O HDP fez campanha não só a pensar nos curdos (20% da população da Turquia) mas também nos eleitores de centro-esquerda e laicos que estão desiludidos com Erdogan. Mas a sua entrada na Assembleia poderá ser um passo em frente para o processo de paz no Curdistão, que conheceu avanços e recuos desde o início das conversações em finais de 2012. Em 1984, o Partido dos Trabalhadores do Curdistão (PKK), de Abdullah Ocalan, pegou em armas pela independência e, nas três décadas de conflito, morreram mais de 40 mil pessoas. Ocalan está preso desde 1999.
Coligação ou minoria?
O Partido de Ação Nacionalista (MHP), de direita, poderia ser um eventual parceiro de coligação do AKP, depois de ter arrecadado quase 17% dos votos. Mas um responsável do partido de Erdogan disse à Reuters que esse cenário é pouco provável. O AKP, explicou, deverá optar por formar um governo minoritário e conquistar o apoio para antecipar as eleições. "Se houvesse uma coligação AKP-MHP, então nem sequer conseguiríamos atingir esta percentagem de votos na próxima eleição", afirmou.

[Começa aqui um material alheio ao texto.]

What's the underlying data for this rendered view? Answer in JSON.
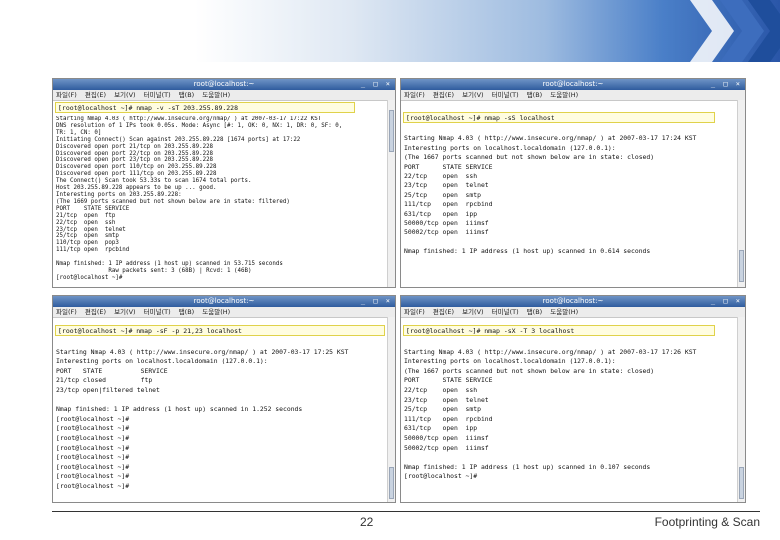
{
  "slide": {
    "page_number": "22",
    "footer_title": "Footprinting & Scan"
  },
  "windows": [
    {
      "title": "root@localhost:~",
      "controls": "_ □ ×",
      "menu": [
        "파일(F)",
        "편집(E)",
        "보기(V)",
        "터미널(T)",
        "탭(B)",
        "도움말(H)"
      ],
      "command": "[root@localhost ~]# nmap -v -sT 203.255.89.228",
      "lines": [
        "Starting Nmap 4.03 ( http://www.insecure.org/nmap/ ) at 2007-03-17 17:22 KST",
        "DNS resolution of 1 IPs took 0.05s. Mode: Async [#: 1, OK: 0, NX: 1, DR: 0, SF: 0,",
        "TR: 1, CN: 0]",
        "Initiating Connect() Scan against 203.255.89.228 [1674 ports] at 17:22",
        "Discovered open port 21/tcp on 203.255.89.228",
        "Discovered open port 22/tcp on 203.255.89.228",
        "Discovered open port 23/tcp on 203.255.89.228",
        "Discovered open port 110/tcp on 203.255.89.228",
        "Discovered open port 111/tcp on 203.255.89.228",
        "The Connect() Scan took 53.33s to scan 1674 total ports.",
        "Host 203.255.89.228 appears to be up ... good.",
        "Interesting ports on 203.255.89.228:",
        "(The 1669 ports scanned but not shown below are in state: filtered)",
        "PORT    STATE SERVICE",
        "21/tcp  open  ftp",
        "22/tcp  open  ssh",
        "23/tcp  open  telnet",
        "25/tcp  open  smtp",
        "110/tcp open  pop3",
        "111/tcp open  rpcbind",
        "",
        "Nmap finished: 1 IP address (1 host up) scanned in 53.715 seconds",
        "               Raw packets sent: 3 (68B) | Rcvd: 1 (46B)",
        "[root@localhost ~]#"
      ]
    },
    {
      "title": "root@localhost:~",
      "controls": "_ □ ×",
      "menu": [
        "파일(F)",
        "편집(E)",
        "보기(V)",
        "터미널(T)",
        "탭(B)",
        "도움말(H)"
      ],
      "command": "[root@localhost ~]# nmap -sS localhost",
      "lines": [
        "",
        "Starting Nmap 4.03 ( http://www.insecure.org/nmap/ ) at 2007-03-17 17:24 KST",
        "Interesting ports on localhost.localdomain (127.0.0.1):",
        "(The 1667 ports scanned but not shown below are in state: closed)",
        "PORT      STATE SERVICE",
        "22/tcp    open  ssh",
        "23/tcp    open  telnet",
        "25/tcp    open  smtp",
        "111/tcp   open  rpcbind",
        "631/tcp   open  ipp",
        "50000/tcp open  iiimsf",
        "50002/tcp open  iiimsf",
        "",
        "Nmap finished: 1 IP address (1 host up) scanned in 0.614 seconds"
      ]
    },
    {
      "title": "root@localhost:~",
      "controls": "_ □ ×",
      "menu": [
        "파일(F)",
        "편집(E)",
        "보기(V)",
        "터미널(T)",
        "탭(B)",
        "도움말(H)"
      ],
      "command": "[root@localhost ~]# nmap -sF -p 21,23 localhost",
      "lines": [
        "",
        "Starting Nmap 4.03 ( http://www.insecure.org/nmap/ ) at 2007-03-17 17:25 KST",
        "Interesting ports on localhost.localdomain (127.0.0.1):",
        "PORT   STATE          SERVICE",
        "21/tcp closed         ftp",
        "23/tcp open|filtered telnet",
        "",
        "Nmap finished: 1 IP address (1 host up) scanned in 1.252 seconds",
        "[root@localhost ~]#",
        "[root@localhost ~]#",
        "[root@localhost ~]#",
        "[root@localhost ~]#",
        "[root@localhost ~]#",
        "[root@localhost ~]#",
        "[root@localhost ~]#",
        "[root@localhost ~]#"
      ]
    },
    {
      "title": "root@localhost:~",
      "controls": "_ □ ×",
      "menu": [
        "파일(F)",
        "편집(E)",
        "보기(V)",
        "터미널(T)",
        "탭(B)",
        "도움말(H)"
      ],
      "command": "[root@localhost ~]# nmap -sX -T 3 localhost",
      "lines": [
        "",
        "Starting Nmap 4.03 ( http://www.insecure.org/nmap/ ) at 2007-03-17 17:26 KST",
        "Interesting ports on localhost.localdomain (127.0.0.1):",
        "(The 1667 ports scanned but not shown below are in state: closed)",
        "PORT      STATE SERVICE",
        "22/tcp    open  ssh",
        "23/tcp    open  telnet",
        "25/tcp    open  smtp",
        "111/tcp   open  rpcbind",
        "631/tcp   open  ipp",
        "50000/tcp open  iiimsf",
        "50002/tcp open  iiimsf",
        "",
        "Nmap finished: 1 IP address (1 host up) scanned in 0.107 seconds",
        "[root@localhost ~]#"
      ]
    }
  ]
}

O próprio MHP indicou ontem ser muito cedo para pensar numa coligação. "Seria errado para mim falar de coligações, o partido tem de avaliar isso nos próximos tempos", adiantou à Reuters o vice-presidente do MHP, Oktay Vural, dizendo que o AKP terá de fazer a sua própria análise dos resultados.
Durante a campanha, tanto Erdogan como Davutoglu alertaram para o risco que implicava a perda da maioria, lembrando os anos de coligações frágeis, instabilidade económica e golpes. Mas, para os investidores ouvidos pela Reuters, um governo de minoria do AKP é o cenário mais favorável, já que evita a incerteza de uma coligação, mas também afasta a hipótese de ter Erdogan com poderes reforçados. Contudo, ontem, a lira turca estava em queda em relação ao dólar.